La storia della masseria "Tenuta Flora Maria" è intrisa d' amore per la terra tramandato da padre a figlio dalla fine del 1800, viticultori da 3 generazioni, quando il nonno paterno di Angelo, l'attuale proprietario, incominciò a impiantare i primi vigneti. La masseria in passato aveva una funzione principalmente produttiva infatti, ancora oggi è circondata da distese di terreno coltivato con vigneti, frutteti di melograno, fichi, mele cotogne, agrumi, albicocche e prugne.

L'antica Torre Colombaia s'innalza e spicca all'ingresso della masseria, simbolo di un passato culturale del Salento e  costruzione tipica del paesaggio rurale fin dal medioevo con le sue cellette ospitanti i colombi d'allevamento.

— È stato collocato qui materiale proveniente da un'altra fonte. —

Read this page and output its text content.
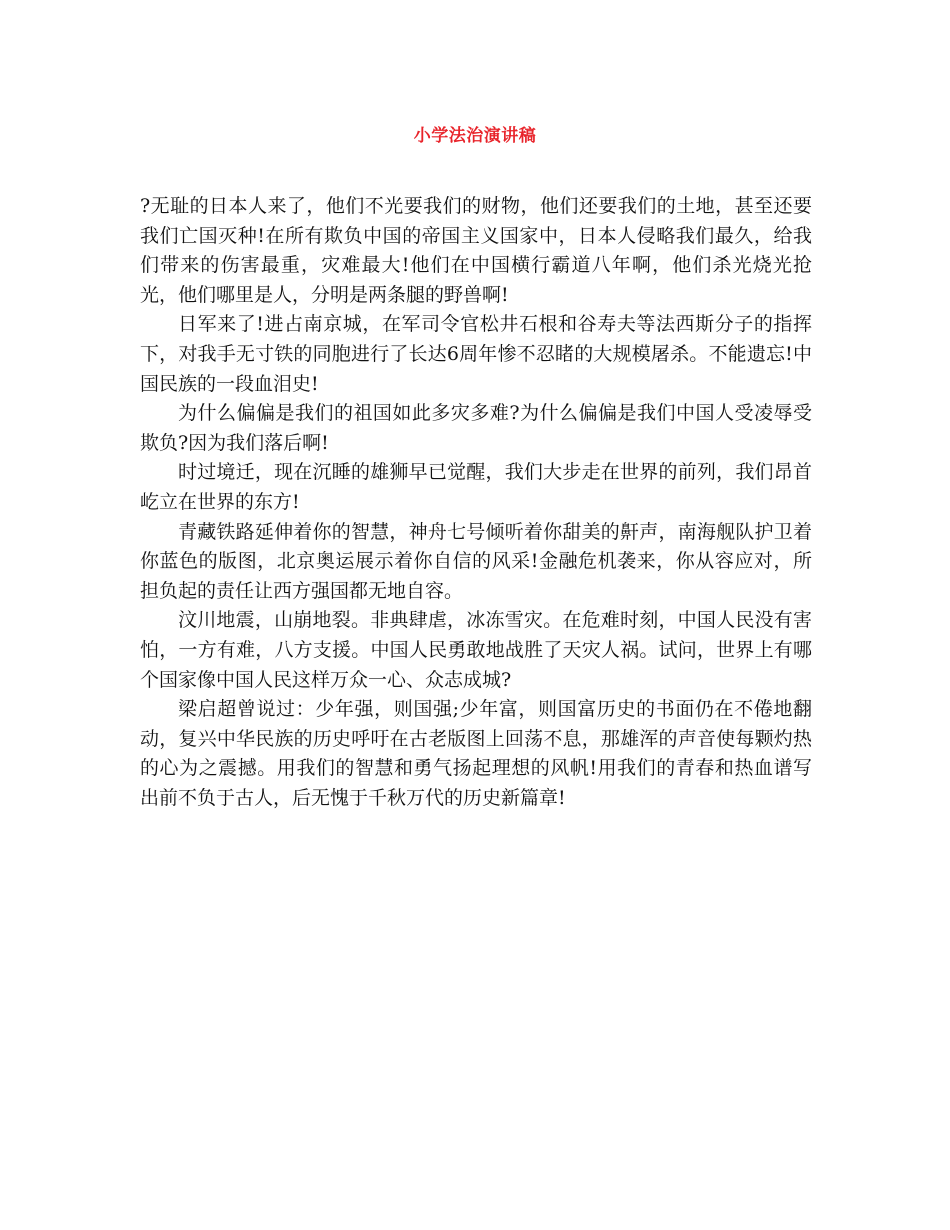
小学法治演讲稿

?无耻的日本人来了，他们不光要我们的财物，他们还要我们的土地，甚至还要我们亡国灭种!在所有欺负中国的帝国主义国家中，日本人侵略我们最久，给我们带来的伤害最重，灾难最大!他们在中国横行霸道八年啊，他们杀光烧光抢光，他们哪里是人，分明是两条腿的野兽啊!

日军来了!进占南京城，在军司令官松井石根和谷寿夫等法西斯分子的指挥下，对我手无寸铁的同胞进行了长达6周年惨不忍睹的大规模屠杀。不能遗忘!中国民族的一段血泪史!

为什么偏偏是我们的祖国如此多灾多难?为什么偏偏是我们中国人受凌辱受欺负?因为我们落后啊!

时过境迁，现在沉睡的雄狮早已觉醒，我们大步走在世界的前列，我们昂首屹立在世界的东方!

青藏铁路延伸着你的智慧，神舟七号倾听着你甜美的鼾声，南海舰队护卫着你蓝色的版图，北京奥运展示着你自信的风采!金融危机袭来，你从容应对，所担负起的责任让西方强国都无地自容。

汶川地震，山崩地裂。非典肆虐，冰冻雪灾。在危难时刻，中国人民没有害怕，一方有难，八方支援。中国人民勇敢地战胜了天灾人祸。试问，世界上有哪个国家像中国人民这样万众一心、众志成城?

梁启超曾说过：少年强，则国强;少年富，则国富历史的书面仍在不倦地翻动，复兴中华民族的历史呼吁在古老版图上回荡不息，那雄浑的声音使每颗灼热的心为之震撼。用我们的智慧和勇气扬起理想的风帆!用我们的青春和热血谱写出前不负于古人，后无愧于千秋万代的历史新篇章!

Il recente  restauro del 2013, nell'ambito di un progetto regionale relativo allo sviluppo del  turismo rurale, ha consentito di esaltarne il fascino e lo charme per farvi riscoprire le atmosfere della vita contadina tipica del Salento. Ristrutturata e riportata agli antichi splendori, con la sua forma architettonica richiama una struttura tipica a corte, di origini molto antiche, espressione del modo di abitare e di vivere dei contadini nelle zone rurali dell'antico Salento. Il suo ampio cortile centrale, sul quale si affacciano le varie stanze ed un ampio porticato un tempo adibito alle mangiatoie degli animali che oggi ospita la sala colazione, crea un atmosfera magica d'altri tempi.

L' architettura rurale tipica della masseria, con le sue rifiniture in carparo, immersa tra la terra rossa, i muretti a secco, i vigneti, gli uliveti e i profumi della macchia mediterranea la rende un luogo particolare e unico dove il senso dell'accoglienza prevale su tutto grazie alla gestione diretta di Angelo e Chiara e la vocazione rurale viene esaltata dalle coltivazioni biologiche che ancora oggi  sfrutta la naturale fertilità del suolo senza  l'utilizzo di prodotti chimici.